Sentaram em frente à diretora, Leona na ponta à direita, seguida de André, Sophia, Miguel e, por fim, Marina na ponta esquerda.
A diretora Patrícia Flores, uma loira de olhos caramelados, ouviu atentamente o Rodrigues. Depois de terminada a explicação, resumiu todos os acontecimentos, para ver se entendera bem, pois não conseguia acreditar que no primeiro dia de aula já houvesse problemas para resolver.
— Leona riu de um desenho ofensivo que fizeram da Marina, que revidou com os punhos. A professora Campos chegou e as mandou para a diretoria. Insatisfeito, André correu em defensa da colega e pediu a sua ajuda. No entanto, você o alertou não gostar de se meter nos problemas. André se voltou contra você. A professora Campos apartou o começo da nova briga e os mandou pra minha sala também. Só isso?
"Como se fosse pouco", pensou Miguel confirmando com a cabeça.
A diretora aguardou a resposta de todos, que, com exceção de Sophia, ainda desmaiada, confirmaram.
— Agora, alguém me explica porque a senhorita Almeida também está aqui — mandou apontado para a jovem estirada na cadeira entre Miguel e André.
— Não faço a mínima ideia — declarou Miguel indiferente.
— Ela passou por nós como um furacão sem dizer nada, diretora Patrícia. — lembrou Marina com uma ponta de curiosidade.
— Deve ter vindo atrás do André — Leona presumiu com um sorriso cheio de malícia.
— Hein...! De mim, porque ela faria isso?
Para variar André não entendia nada.
— Aff... Imbecil.
— Isso foi pra mim, Miguel?
André se levantou irritado com o amigo, de novo, caçando briga, de novo, quando ouviu um murmúrio baixinho e viu Sophia despertar e passar a mão na franja espessa.
Ao despertar, ela percebeu que todos na diretoria a encaravam com atenção e que estava do ladinho de André, seu amor platônico desde a quarta série, isso a fez corar imediatamente.
— Senhorita Sophia, posso saber por que está aqui. — Era um comando não uma pergunta.
Por um breve instante, bem breve, Sophia pensou em dizer a verdade: que fora vítima do péssimo humor da professora de biologia. Mas só de lembrar o olhar assassino e a raiva da professora Campos, que aumentaria se fosse repreendida pela diretora - outra casca grossa só que com mais poder -, decidiu mentir. O ruim era que não sabia mentir muito bem.

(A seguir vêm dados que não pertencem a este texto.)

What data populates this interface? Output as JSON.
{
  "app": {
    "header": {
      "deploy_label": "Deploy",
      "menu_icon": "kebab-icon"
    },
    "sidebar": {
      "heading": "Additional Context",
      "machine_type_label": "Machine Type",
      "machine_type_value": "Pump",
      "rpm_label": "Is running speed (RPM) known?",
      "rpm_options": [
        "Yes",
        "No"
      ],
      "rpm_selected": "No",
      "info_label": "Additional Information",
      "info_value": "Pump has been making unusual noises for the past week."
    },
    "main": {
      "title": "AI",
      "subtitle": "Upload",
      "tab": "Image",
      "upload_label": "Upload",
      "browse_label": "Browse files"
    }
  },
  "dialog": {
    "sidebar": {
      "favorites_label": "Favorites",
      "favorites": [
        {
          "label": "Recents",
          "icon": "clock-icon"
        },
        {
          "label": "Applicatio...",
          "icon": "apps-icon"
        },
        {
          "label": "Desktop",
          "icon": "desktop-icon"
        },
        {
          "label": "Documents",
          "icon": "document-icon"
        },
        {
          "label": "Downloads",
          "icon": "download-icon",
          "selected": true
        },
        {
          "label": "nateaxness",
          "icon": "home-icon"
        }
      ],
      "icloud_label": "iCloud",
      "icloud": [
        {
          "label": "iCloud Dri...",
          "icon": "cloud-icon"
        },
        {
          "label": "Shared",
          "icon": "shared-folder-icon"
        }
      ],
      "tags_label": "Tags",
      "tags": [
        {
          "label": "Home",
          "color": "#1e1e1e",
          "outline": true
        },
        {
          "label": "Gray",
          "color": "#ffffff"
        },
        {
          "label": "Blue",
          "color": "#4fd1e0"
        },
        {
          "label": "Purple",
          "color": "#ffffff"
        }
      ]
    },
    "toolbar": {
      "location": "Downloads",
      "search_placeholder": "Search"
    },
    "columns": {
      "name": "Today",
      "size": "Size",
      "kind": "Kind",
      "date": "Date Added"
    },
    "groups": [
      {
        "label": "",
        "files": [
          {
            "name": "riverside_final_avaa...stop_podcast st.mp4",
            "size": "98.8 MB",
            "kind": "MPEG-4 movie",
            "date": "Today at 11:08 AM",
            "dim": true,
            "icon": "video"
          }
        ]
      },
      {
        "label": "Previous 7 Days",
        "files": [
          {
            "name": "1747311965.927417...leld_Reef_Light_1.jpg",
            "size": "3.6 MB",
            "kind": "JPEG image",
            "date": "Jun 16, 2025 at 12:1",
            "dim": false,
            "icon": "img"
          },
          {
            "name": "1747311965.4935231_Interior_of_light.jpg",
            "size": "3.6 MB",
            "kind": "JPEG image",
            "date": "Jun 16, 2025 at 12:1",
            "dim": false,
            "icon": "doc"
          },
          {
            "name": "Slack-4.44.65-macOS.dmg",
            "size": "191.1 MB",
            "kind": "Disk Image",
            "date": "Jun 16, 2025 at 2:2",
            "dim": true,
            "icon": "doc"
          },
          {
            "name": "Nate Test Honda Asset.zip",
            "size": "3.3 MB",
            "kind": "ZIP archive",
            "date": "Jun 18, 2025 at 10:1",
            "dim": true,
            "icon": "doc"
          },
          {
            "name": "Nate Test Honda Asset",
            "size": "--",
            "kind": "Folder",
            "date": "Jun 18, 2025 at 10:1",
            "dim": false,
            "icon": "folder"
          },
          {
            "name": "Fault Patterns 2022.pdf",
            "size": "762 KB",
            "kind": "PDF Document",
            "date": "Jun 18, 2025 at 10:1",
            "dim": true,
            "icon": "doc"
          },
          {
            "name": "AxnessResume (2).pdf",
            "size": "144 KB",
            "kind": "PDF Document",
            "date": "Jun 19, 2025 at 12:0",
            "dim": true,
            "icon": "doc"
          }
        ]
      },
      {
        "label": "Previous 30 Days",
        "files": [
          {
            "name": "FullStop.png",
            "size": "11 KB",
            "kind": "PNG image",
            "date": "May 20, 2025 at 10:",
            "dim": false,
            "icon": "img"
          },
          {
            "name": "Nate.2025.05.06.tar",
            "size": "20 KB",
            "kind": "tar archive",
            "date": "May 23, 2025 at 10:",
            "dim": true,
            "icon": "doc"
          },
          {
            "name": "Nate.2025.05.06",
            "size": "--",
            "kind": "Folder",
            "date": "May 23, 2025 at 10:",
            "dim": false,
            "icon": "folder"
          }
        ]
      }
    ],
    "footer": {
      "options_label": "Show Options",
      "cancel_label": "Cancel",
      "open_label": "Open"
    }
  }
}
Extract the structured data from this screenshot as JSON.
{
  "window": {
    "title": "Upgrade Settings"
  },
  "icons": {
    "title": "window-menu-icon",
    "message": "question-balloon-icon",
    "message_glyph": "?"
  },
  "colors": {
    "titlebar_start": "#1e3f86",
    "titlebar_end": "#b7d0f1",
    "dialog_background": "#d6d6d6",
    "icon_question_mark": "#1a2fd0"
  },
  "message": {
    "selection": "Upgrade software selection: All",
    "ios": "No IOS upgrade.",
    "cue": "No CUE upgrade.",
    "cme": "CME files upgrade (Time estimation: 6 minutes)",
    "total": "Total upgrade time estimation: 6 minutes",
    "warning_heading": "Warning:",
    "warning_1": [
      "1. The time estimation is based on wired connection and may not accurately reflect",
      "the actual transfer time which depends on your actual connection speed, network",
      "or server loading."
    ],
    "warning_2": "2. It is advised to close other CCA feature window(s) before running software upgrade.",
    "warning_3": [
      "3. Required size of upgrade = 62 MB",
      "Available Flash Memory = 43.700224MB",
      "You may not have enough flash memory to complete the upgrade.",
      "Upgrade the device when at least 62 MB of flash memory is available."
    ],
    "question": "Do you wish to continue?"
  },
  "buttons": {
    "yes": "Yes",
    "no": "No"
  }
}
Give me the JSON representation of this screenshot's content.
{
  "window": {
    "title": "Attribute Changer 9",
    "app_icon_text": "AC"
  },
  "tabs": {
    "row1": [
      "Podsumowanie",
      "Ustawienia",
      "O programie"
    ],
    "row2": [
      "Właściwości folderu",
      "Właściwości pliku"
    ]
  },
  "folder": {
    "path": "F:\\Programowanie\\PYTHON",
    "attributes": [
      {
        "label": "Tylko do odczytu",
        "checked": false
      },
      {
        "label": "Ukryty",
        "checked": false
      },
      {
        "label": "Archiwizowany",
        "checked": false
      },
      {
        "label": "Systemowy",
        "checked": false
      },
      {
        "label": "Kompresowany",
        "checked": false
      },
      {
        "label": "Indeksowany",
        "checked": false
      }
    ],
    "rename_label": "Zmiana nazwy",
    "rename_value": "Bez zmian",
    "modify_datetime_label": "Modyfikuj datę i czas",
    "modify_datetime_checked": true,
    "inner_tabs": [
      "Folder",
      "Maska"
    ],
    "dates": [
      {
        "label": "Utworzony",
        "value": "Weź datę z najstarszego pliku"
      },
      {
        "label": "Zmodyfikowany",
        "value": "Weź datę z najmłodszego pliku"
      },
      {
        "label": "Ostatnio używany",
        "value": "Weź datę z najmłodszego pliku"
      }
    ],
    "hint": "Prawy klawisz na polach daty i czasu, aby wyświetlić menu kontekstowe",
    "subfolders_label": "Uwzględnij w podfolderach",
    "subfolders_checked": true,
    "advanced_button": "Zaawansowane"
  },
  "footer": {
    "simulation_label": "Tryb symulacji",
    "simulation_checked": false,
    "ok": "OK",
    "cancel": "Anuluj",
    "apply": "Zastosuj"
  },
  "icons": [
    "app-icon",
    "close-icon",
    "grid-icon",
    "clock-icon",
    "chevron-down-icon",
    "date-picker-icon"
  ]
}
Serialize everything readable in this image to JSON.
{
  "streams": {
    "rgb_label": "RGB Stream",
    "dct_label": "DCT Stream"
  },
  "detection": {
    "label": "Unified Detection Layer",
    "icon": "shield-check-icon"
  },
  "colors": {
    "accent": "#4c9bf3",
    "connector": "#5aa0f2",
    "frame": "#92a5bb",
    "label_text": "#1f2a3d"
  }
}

Desviou o olhar para as mãos pálidas, batendo os indicadores um contra o outro, um péssimo sinal, pois só fazia isso quando estava nervosa ou desconfortável.
— Eu...eu... — Droga, estava gaguejando, outro péssimo sinal. Engoliu á seco e juntou forças para falar mais claramente. — Eu fiz um desenho. — Deu um grande sorriso bobo e parou de bater os indicadores. Era uma ótima ideia assumir o desenho, pelo menos agora tinha uma explicação para estar na diretoria. — É eu fiz um desenho!
Todos a encararam como se ela tivesse ficado louca, o que fez que ficasse vermelha como um tomate maduro.
— Foi você que me desenhou na lousa? — perguntou Marina.
A jovem encarou a colega com desconfiança, os punhos fechados com força. Seja quem fosse, mesmo a doce Sophia, o autor do desenho sentiria na pele o tamanho do seu ódio e humilhação.
— Não seja irritante, Marina! Tá na cara que não foi a Sophia, ela jamais ofenderia alguém.
Todos estranharam Miguel defender Sophia, até mesmo ele, que fechou a cara e cruzou os braços, voltando a costumeira indiferença ao que o rodeava.
— Não é esse desenho, Marina, o outro — esclareceu Sophia voltando a ser o foco de todos.
— A professora Campos te mandou para cá por causa de um desenho? — questionou Patrícia exasperada.
Tudo aquilo estava começando a irritar a diretora, percebia que a Almeida estava mentindo ou pelo menos omitindo, a garota era mais transparente que um cristal.
— Era um desenho feio. — Pelo menos isso não era mentira. — Era uma serpente com a ca... — Só de lembrar do desenho, Sophia travou. — Com a ca... cara da profe...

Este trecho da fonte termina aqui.